In some areas, the result has been something akin to panic. "The word `shortage' has people thinking irrationally," said Dr. James C. Kleeman, a Towson internist.

Kleeman has been inundated with calls from patients. He thinks he has enough vaccine for those considered high-risk, and he plans to run flu clinics for them on two Saturdays. His office has called the patients, told them that they are entitled to flu shots, and advised them when to show up.

"They still want to come in earlier," he said. "They're very concerned it will be gone before they get here."

The shortage has caused an odd change of heart for parents of children who visit the Pediatric Center in Catonsville. "It's funny," said Dr. Willard Standiford. "Before the [shortage], we'd see people and ask if they wanted the flu vaccine. They said, `I don't think I'm going to get it this year.' Now those same people are asking for it."

Clinics drawing crowds

Because many private doctors have no vaccine and many employers have canceled worksite inoculations, flu clinics at grocery stores and pharmacies have been packed.

At the Giant on Wilkens Avenue in Catonsville this week, the parking lot was jammed with cars, but few of their owners were shoppers. Instead, hundreds of people waited for shots in lines that snaked through three aisles.

Soon flu shots won't be available there either. Steve Wright, national director of wellness services at Maxim Health Systems of Columbia, which conducts Giant's clinics, said all such events planned nationwide after Saturday have been canceled.

Wright says he has often heard the same frustrated complaint: Why does a grocery store have the vaccine and not a doctor?

The simple answer is that this year, the doctor probably ordered it from the wrong company. California-based Chiron has not delivered any vaccine here, leaving the nation with only the supply from Aventis Pasteur, the other manufacturer.

Fran Lessans, president of Passport Health, a travel and immunization clinic with franchises across the country, ordered half a million doses of the flu vaccine - with 20,000 doses for her Maryland clients.

She has received 2,000, and yesterday had about 1,000 doses left.

She hasn't been able to serve her regular corporate clients, she says, because their employees are generally healthy and not at risk. But that doesn't make them happy.

`The absolute worst'

"Everyone is just going crazy," she said. "It can bring out the worst in people, the absolute worst.
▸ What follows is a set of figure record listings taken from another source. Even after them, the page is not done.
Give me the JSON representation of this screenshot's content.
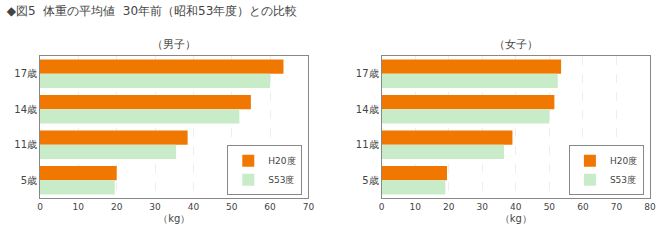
{
  "title": "◆図5  体重の平均値  30年前（昭和53年度）との比較",
  "chart_data": [
    {
      "type": "bar",
      "orientation": "horizontal",
      "title": "（男子）",
      "categories": [
        "17歳",
        "14歳",
        "11歳",
        "5歳"
      ],
      "series": [
        {
          "name": "H20度",
          "color": "#F07800",
          "values": [
            63.5,
            55.0,
            38.5,
            20.0
          ]
        },
        {
          "name": "S53度",
          "color": "#C8ECC8",
          "values": [
            60.0,
            52.0,
            35.5,
            19.5
          ]
        }
      ],
      "xlabel": "（kg）",
      "xlim": [
        0,
        70
      ],
      "xticks": [
        0,
        10,
        20,
        30,
        40,
        50,
        60,
        70
      ],
      "grid": true,
      "legend": "lower right"
    },
    {
      "type": "bar",
      "orientation": "horizontal",
      "title": "（女子）",
      "categories": [
        "17歳",
        "14歳",
        "11歳",
        "5歳"
      ],
      "series": [
        {
          "name": "H20度",
          "color": "#F07800",
          "values": [
            53.5,
            51.5,
            39.0,
            19.5
          ]
        },
        {
          "name": "S53度",
          "color": "#C8ECC8",
          "values": [
            52.5,
            50.0,
            36.5,
            19.0
          ]
        }
      ],
      "xlabel": "（kg）",
      "xlim": [
        0,
        80
      ],
      "xticks": [
        0,
        10,
        20,
        30,
        40,
        50,
        60,
        70,
        80
      ],
      "grid": true,
      "legend": "lower right"
    }
  ]
}
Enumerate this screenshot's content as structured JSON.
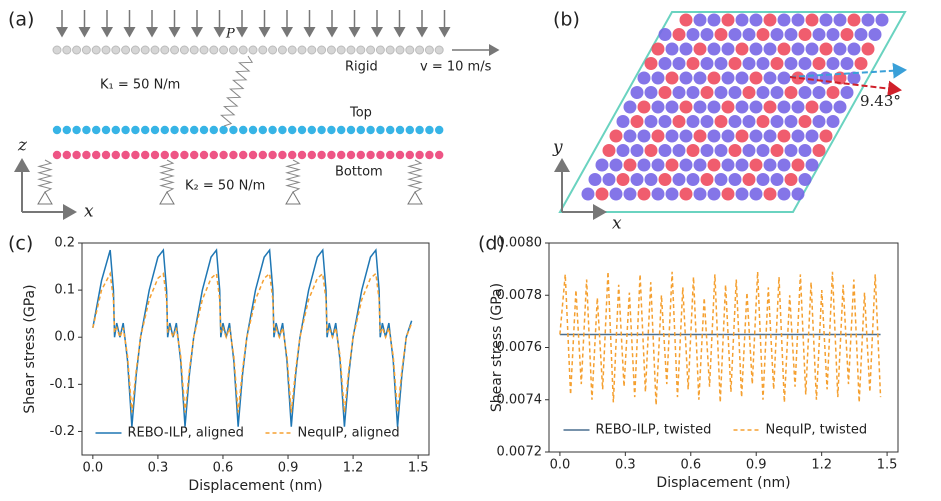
{
  "schematic": {
    "panel_a": "(a)",
    "panel_b": "(b)",
    "load_point": "P",
    "rigid": "Rigid",
    "velocity": "v = 10 m/s",
    "k1": "K₁ = 50 N/m",
    "top": "Top",
    "bottom": "Bottom",
    "k2": "K₂ = 50 N/m",
    "axis_z": "z",
    "axis_x_a": "x",
    "axis_y": "y",
    "axis_x_b": "x",
    "twist_angle": "9.43°"
  },
  "chart_data": [
    {
      "type": "line",
      "panel": "(c)",
      "x_label": "Displacement (nm)",
      "y_label": "Shear stress (GPa)",
      "xlim": [
        -0.05,
        1.55
      ],
      "ylim": [
        -0.25,
        0.2
      ],
      "xticks": [
        {
          "value": 0,
          "label": "0.0"
        },
        0.3,
        0.6,
        0.9,
        1.2,
        1.5
      ],
      "yticks": [
        -0.2,
        -0.1,
        {
          "value": 0,
          "label": "0.0"
        },
        0.1,
        0.2
      ],
      "legend": "lower center",
      "x": [
        0,
        0.04,
        0.08,
        0.095,
        0.1,
        0.11,
        0.125,
        0.14,
        0.16,
        0.18,
        0.2,
        0.22,
        0.26,
        0.3,
        0.325,
        0.34,
        0.345,
        0.355,
        0.37,
        0.385,
        0.405,
        0.425,
        0.445,
        0.465,
        0.505,
        0.545,
        0.57,
        0.585,
        0.59,
        0.6,
        0.615,
        0.63,
        0.65,
        0.67,
        0.69,
        0.71,
        0.75,
        0.79,
        0.815,
        0.83,
        0.835,
        0.845,
        0.86,
        0.875,
        0.895,
        0.915,
        0.935,
        0.955,
        0.995,
        1.035,
        1.06,
        1.075,
        1.08,
        1.09,
        1.105,
        1.12,
        1.14,
        1.16,
        1.18,
        1.2,
        1.24,
        1.28,
        1.305,
        1.32,
        1.325,
        1.335,
        1.35,
        1.365,
        1.385,
        1.405,
        1.425,
        1.445,
        1.47
      ],
      "series": [
        {
          "name": "REBO-ILP, aligned",
          "color": "#1f77b4",
          "dash": false,
          "values": [
            0.02,
            0.12,
            0.185,
            0.1,
            0.0,
            0.03,
            0.0,
            0.03,
            -0.05,
            -0.19,
            -0.08,
            0.0,
            0.1,
            0.17,
            0.185,
            0.1,
            0.0,
            0.03,
            0.0,
            0.03,
            -0.05,
            -0.19,
            -0.08,
            0.0,
            0.1,
            0.17,
            0.185,
            0.1,
            0.0,
            0.03,
            0.0,
            0.03,
            -0.05,
            -0.19,
            -0.08,
            0.0,
            0.1,
            0.17,
            0.185,
            0.1,
            0.0,
            0.03,
            0.0,
            0.03,
            -0.05,
            -0.19,
            -0.08,
            0.0,
            0.1,
            0.17,
            0.185,
            0.1,
            0.0,
            0.03,
            0.0,
            0.03,
            -0.05,
            -0.19,
            -0.08,
            0.0,
            0.1,
            0.17,
            0.185,
            0.1,
            0.0,
            0.03,
            0.0,
            0.03,
            -0.05,
            -0.19,
            -0.08,
            0.0,
            0.035
          ]
        },
        {
          "name": "NequIP, aligned",
          "color": "#f5a030",
          "dash": true,
          "values": [
            0.02,
            0.1,
            0.135,
            0.08,
            0.01,
            0.02,
            0.0,
            0.02,
            -0.04,
            -0.16,
            -0.07,
            0.0,
            0.08,
            0.125,
            0.135,
            0.08,
            0.01,
            0.02,
            0.0,
            0.02,
            -0.04,
            -0.16,
            -0.07,
            0.0,
            0.08,
            0.125,
            0.135,
            0.08,
            0.01,
            0.02,
            0.0,
            0.02,
            -0.04,
            -0.16,
            -0.07,
            0.0,
            0.08,
            0.125,
            0.135,
            0.08,
            0.01,
            0.02,
            0.0,
            0.02,
            -0.04,
            -0.16,
            -0.07,
            0.0,
            0.08,
            0.125,
            0.135,
            0.08,
            0.01,
            0.02,
            0.0,
            0.02,
            -0.04,
            -0.16,
            -0.07,
            0.0,
            0.08,
            0.125,
            0.135,
            0.08,
            0.01,
            0.02,
            0.0,
            0.02,
            -0.04,
            -0.16,
            -0.07,
            0.0,
            0.03
          ]
        }
      ]
    },
    {
      "type": "line",
      "panel": "(d)",
      "x_label": "Displacement (nm)",
      "y_label": "Shear stress (GPa)",
      "xlim": [
        -0.05,
        1.55
      ],
      "ylim": [
        0.0072,
        0.008
      ],
      "xticks": [
        {
          "value": 0,
          "label": "0.0"
        },
        0.3,
        0.6,
        0.9,
        1.2,
        1.5
      ],
      "yticks": [
        0.0072,
        0.0074,
        0.0076,
        0.0078,
        {
          "value": 0.008,
          "label": "0.0080"
        }
      ],
      "legend": "lower center",
      "series": [
        {
          "name": "REBO-ILP, twisted",
          "color": "#4a6f8f",
          "dash": false,
          "x": [
            0,
            1.47
          ],
          "values": [
            0.00765,
            0.00765
          ]
        },
        {
          "name": "NequIP, twisted",
          "color": "#f5a030",
          "dash": true,
          "x": [
            0,
            0.0245,
            0.049,
            0.0735,
            0.098,
            0.1225,
            0.147,
            0.1715,
            0.196,
            0.2205,
            0.245,
            0.2695,
            0.294,
            0.3185,
            0.343,
            0.3675,
            0.392,
            0.4165,
            0.441,
            0.4655,
            0.49,
            0.5145,
            0.539,
            0.5635,
            0.588,
            0.6125,
            0.637,
            0.6615,
            0.686,
            0.7105,
            0.735,
            0.7595,
            0.784,
            0.8085,
            0.833,
            0.8575,
            0.882,
            0.9065,
            0.931,
            0.9555,
            0.98,
            1.0045,
            1.029,
            1.0535,
            1.078,
            1.1025,
            1.127,
            1.1515,
            1.176,
            1.2005,
            1.225,
            1.2495,
            1.274,
            1.2985,
            1.323,
            1.3475,
            1.372,
            1.3965,
            1.421,
            1.4455,
            1.47
          ],
          "values": [
            0.00765,
            0.00788,
            0.00742,
            0.00782,
            0.00746,
            0.00786,
            0.0074,
            0.00779,
            0.00744,
            0.00789,
            0.00739,
            0.00784,
            0.00745,
            0.00781,
            0.00741,
            0.00788,
            0.00743,
            0.00785,
            0.00738,
            0.0078,
            0.00746,
            0.00789,
            0.00741,
            0.00783,
            0.00744,
            0.00787,
            0.0074,
            0.00779,
            0.00745,
            0.00788,
            0.00739,
            0.00784,
            0.00743,
            0.00786,
            0.00741,
            0.00781,
            0.00746,
            0.00789,
            0.0074,
            0.00783,
            0.00744,
            0.00787,
            0.00739,
            0.0078,
            0.00745,
            0.00788,
            0.00742,
            0.00785,
            0.0074,
            0.00782,
            0.00744,
            0.00789,
            0.00741,
            0.00784,
            0.00746,
            0.00786,
            0.00739,
            0.00781,
            0.00743,
            0.00788,
            0.00741
          ]
        }
      ]
    }
  ]
}
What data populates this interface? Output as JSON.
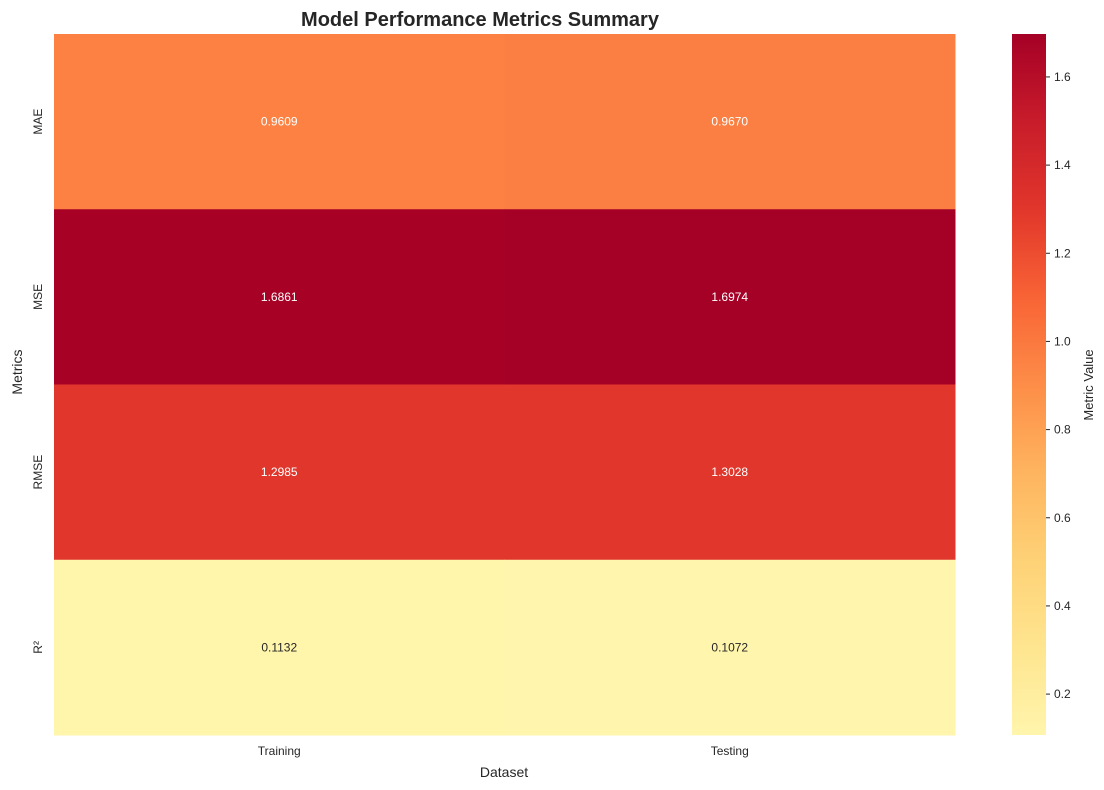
{
  "chart_data": {
    "type": "heatmap",
    "title": "Model Performance Metrics Summary",
    "xlabel": "Dataset",
    "ylabel": "Metrics",
    "x_categories": [
      "Training",
      "Testing"
    ],
    "y_categories": [
      "MAE",
      "MSE",
      "RMSE",
      "R²"
    ],
    "values": [
      [
        0.9609,
        0.967
      ],
      [
        1.6861,
        1.6974
      ],
      [
        1.2985,
        1.3028
      ],
      [
        0.1132,
        0.1072
      ]
    ],
    "value_labels": [
      [
        "0.9609",
        "0.9670"
      ],
      [
        "1.6861",
        "1.6974"
      ],
      [
        "1.2985",
        "1.3028"
      ],
      [
        "0.1132",
        "0.1072"
      ]
    ],
    "colormap": "YlOrRd",
    "colorbar": {
      "label": "Metric Value",
      "range": [
        0.1072,
        1.6974
      ],
      "ticks": [
        0.2,
        0.4,
        0.6,
        0.8,
        1.0,
        1.2,
        1.4,
        1.6
      ],
      "tick_labels": [
        "0.2",
        "0.4",
        "0.6",
        "0.8",
        "1.0",
        "1.2",
        "1.4",
        "1.6"
      ],
      "position": "right"
    },
    "grid": false
  }
}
I've had people call me and say, `You're in breach of contract. You have to honor it.' ... It's very, very unfortunate that there's this sense of entitlement. I'm using the little bit of flu vaccine I have to give to the high-risk folks because that's the right thing to do."

On Tuesday, she said, she took 50 doses to cancer patients at Franklin Square Hospital, and has had requests from other doctors as well. Meanwhile, many who seek flu shots at her headquarters on Fort Avenue in Locust Point are boiling.

"They're angry because their doctor doesn't have the vaccine," Lessans said. "And they question us to make sure we're not giving them the `bad stuff.' They say, `Are you giving me the right stuff? Can I see the package insert?'"

According to the CDC, there is no "bad stuff" because none of this year's supply from Chiron - some of which was contaminated - was delivered.